Need I even tell you what was on her lily white hand?
Poop.
I scooped him up and tossed her the wipes. Then she looked down into the stroller.
GOBS of it, peeps.
My brother walked over and checked out the carseat.
MORE GOBS.
I needn't tell you what the diaper itself looked like when I cleaned up the baby.
It took us a bit, but eventually we got cleaned up. Hannah Beth used about half a bottle of her Purell in the process and we only had three wipes left by the end of it, but, hey, we were clean, we were done, and we were on our way.
We took two steps toward the door to the mall and heard, "Eh. EWWWW!"
The poor girl had looked down at her shirt and saw ONE MORE GLOB. On her shirt.
Okay, I'm the mom and even I was disgusted. It looked.... yummy. We won't tell you exactly WHAT it looked like so you can enjoy your tortilla chips and, ahem, dip next time you have Mexican food.
Thankfully, I had a shirt she could put on and then, THEN, we were on our way.
I'm sure she was recalling such things as the other poop incedents she's read about here and making a firm committment against ever having a child of her own.
Both of them commented on the fact that I was pretty calm and collected throughout the whole ordeal--a fact for which they were both thankful. But what mom hasn't dealt with blowout diapers in public before? It comes with the territory. Kinda like being up all night.
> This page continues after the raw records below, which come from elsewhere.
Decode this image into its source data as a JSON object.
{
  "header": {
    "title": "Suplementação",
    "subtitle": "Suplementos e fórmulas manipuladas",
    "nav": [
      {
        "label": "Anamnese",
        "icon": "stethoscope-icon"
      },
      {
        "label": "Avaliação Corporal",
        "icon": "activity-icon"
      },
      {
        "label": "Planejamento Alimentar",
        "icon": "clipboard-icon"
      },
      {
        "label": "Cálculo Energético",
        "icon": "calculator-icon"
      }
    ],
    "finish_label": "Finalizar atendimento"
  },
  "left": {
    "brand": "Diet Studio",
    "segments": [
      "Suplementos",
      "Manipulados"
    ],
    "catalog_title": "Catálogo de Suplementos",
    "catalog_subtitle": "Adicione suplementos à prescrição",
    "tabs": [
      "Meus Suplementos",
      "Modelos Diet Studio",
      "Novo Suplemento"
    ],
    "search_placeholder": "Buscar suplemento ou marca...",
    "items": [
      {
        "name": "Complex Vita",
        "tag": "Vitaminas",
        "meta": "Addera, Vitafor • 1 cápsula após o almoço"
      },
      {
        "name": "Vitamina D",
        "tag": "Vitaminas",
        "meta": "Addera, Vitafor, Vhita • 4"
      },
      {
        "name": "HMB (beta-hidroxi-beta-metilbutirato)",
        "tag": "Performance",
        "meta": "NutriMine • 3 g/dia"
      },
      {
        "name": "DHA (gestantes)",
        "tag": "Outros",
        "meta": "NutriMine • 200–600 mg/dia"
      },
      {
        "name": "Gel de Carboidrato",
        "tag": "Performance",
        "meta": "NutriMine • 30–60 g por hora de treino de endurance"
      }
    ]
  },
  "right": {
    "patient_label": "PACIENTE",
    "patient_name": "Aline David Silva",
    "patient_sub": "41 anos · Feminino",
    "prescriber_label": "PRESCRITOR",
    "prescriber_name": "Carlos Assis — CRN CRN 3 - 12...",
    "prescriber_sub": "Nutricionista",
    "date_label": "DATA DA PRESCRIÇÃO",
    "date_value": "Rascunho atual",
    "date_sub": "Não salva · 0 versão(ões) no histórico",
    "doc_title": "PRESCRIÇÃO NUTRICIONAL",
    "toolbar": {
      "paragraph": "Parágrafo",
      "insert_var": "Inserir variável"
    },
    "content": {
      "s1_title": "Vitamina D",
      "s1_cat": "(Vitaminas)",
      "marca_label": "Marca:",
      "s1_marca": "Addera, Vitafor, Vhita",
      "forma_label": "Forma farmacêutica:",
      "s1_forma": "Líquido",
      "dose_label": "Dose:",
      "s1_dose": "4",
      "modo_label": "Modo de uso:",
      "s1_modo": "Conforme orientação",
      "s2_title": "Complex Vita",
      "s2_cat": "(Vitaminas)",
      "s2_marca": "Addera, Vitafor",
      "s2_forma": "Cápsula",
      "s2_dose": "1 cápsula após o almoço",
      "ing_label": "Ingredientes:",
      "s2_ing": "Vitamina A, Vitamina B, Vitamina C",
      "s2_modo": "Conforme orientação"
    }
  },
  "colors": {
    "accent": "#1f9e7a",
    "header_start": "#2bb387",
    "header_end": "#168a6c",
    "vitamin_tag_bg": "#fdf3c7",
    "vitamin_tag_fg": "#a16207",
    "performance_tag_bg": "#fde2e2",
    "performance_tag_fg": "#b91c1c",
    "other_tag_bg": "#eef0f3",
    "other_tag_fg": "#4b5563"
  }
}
What they DIDN'T know and I did was that the poop incident was only the beginning.
Neither of them had really been power shopping with a two year old and a baby before. Ha.
But, hey, all in all, we were hugely successful in our power shopping attempts. We found a whole ton o' sales and a whole ton o' cute clothes in them. Zach--ever the trooper--even dared send two girls into the fitting room with armloads of clothes and waited patiently while we cracked ourselves up trying them all on and modeled them for him, expecting an opinion more than merely a "Uh, sure, looks good."
I felt like I was sixteen for a while. Except for, you know, the two kids whining in the background.
But, hey, a few bags full of new clothes and some new shoes make everything better in my book.